21.8.04

Acerca da questão da "angolanidade" (comentário ao texto do Fernando )

Caro Fernando,

Começo por te dizer que recuso-me normalmente, até pela minha formação, a falar em raça. Quando muito poderemos falar em origens geográficas ancestrais: caucasianos, asiáticos, sub-sarianos, etc.

Vivemos numa época em que quase diariamente somos confrontados com as consequências dos nacionalismos exacerbados, que rapidamente se traduzem em xenofobia e em violência. Quase todos os conflitos a decorrerem neste momento no mundo têm sempre presente (juntamente com a causa religiosa e politica) uma causa nacionalista ou étnica (Kosovo, Sudão, Uganda, Palestina, etc.).

Pelo exposto no paragrafo anterior, digo-te Fernando, que várias vezes me senti espantado e decepcionado com a forma inconsciente como alguns dos compatriotas nossos, estudantes universitários cá, são capazes de fazer comentários depreciativos meramente baseados na questão da cor da pele. Não se apercebem que estão a emitir um preconceito rácico, semelhante em tudo ao preconceito de que muitos deles (de nós) já foram (fomos) vítimas.

A questão dos “angolanos genuínos” “verdadeiramente angolanos” ou qualquer outro tipo de designação semelhante, sempre foi para mim uma questão vazia, daquelas que nem vale muito a pena discutir. Porquê?:

Primeiro porque Angola, como tu bem disseste, foi uma “invenção”. Genuínos apenas podiam ser os territórios do “Reino do Congo” dos “Tchokwe”, dos “Ovimbundos” dos "N´Ganguelas", Etc . Querem os que defendem a distinção entre angolanos genuínos e de segunda) voltar a esse desenho geográfico?

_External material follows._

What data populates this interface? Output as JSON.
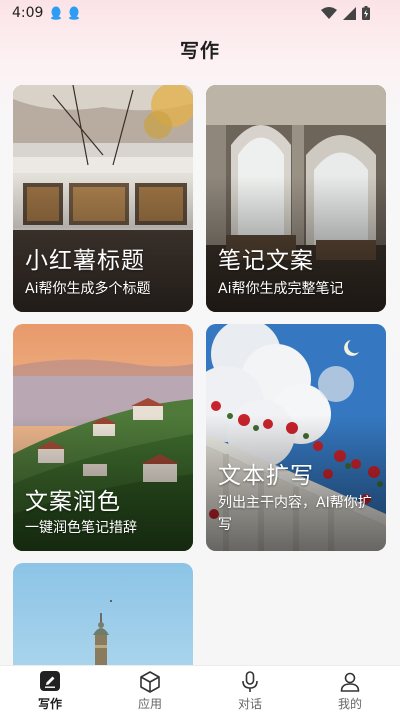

Parece-me que não.

Consequentemente e em segundo lugar, sempre vi essa questão como um disfarce para uma vil segregação “rácica”. Assim Eu seria menos angolano que Tu Fernando, por ter a pele mais clara e mesmo assim, Eu angolano de segunda, seria mais que alguém como o Horácio porque a este, simplesmente ser-lhe-ia retirada a nacionalidade porque ele é “branco” (caucasiano como prefiro dizer). Saberão os nossos compatriotas que os nazis faziam algo muito semelhante?

Esquecem-se, muitos dos angolanos que trazem essa questão, que até a bandeira sobre a qual se juntam para congeminar tamanho ultraje, foi conquistada a base de muito sangue derramado que não escorreu apenas de peles negras. Basta que nos lembremos de quem se sentava ao lado de Agostinho Neto e logo ai temos muitas respostas.

Uma das coisas que mais me orgulha na nossa luta de independência foi de que ela (pelo menos a do MPLA) não ter pressupostos rácicos, nem étnicos, mas sim uma concepção profundamente moderna do que devia ser uma nação. (O fracasso da teoria à prática fica para outro post).

Quanto ao que reclamam por haver quem queira adquirir a nacionalidade angolana para obter supostos benefícios financeiros, que se vão queixar ao “nosso desgoverno governante” pois é deste e do seu compadrio, conivência e corrupção que está dependente esta e quase todas as outras questões do país.

Triste é que para alguns angolanos conceitos como a Pan–Africanismo, Unidade Africana, Lusofonia, Igualdade, Fraternidade e Camaradagem não passem de palavras vazias. É desses compatriotas que me sinto distante, irremediavelmente muito mais distante do que de um português, nigeriano, venezuelano ou finlandês que compartilhe comigo alguns destes conceitos.

Quanto a importância que poderia ter para o desenvolvimento de Angola e para todos os angolanos uma imigração criteriosa e de qualidade, estou completamente de acordo contigo.

Quanto a mim, que sou angolano e português (ou será antes português e angolano?) e que se pudesse seria também brasileiro e cabo-verdiano, aqui estarei para ver que país querem os angolanos (ou pelos menos uma parte deles, que até corresponde a uma elite) construir.

Kandando.

Teu camba Sacha, que sonha ser cidadão de um mundo solidário, igualitário e melhor.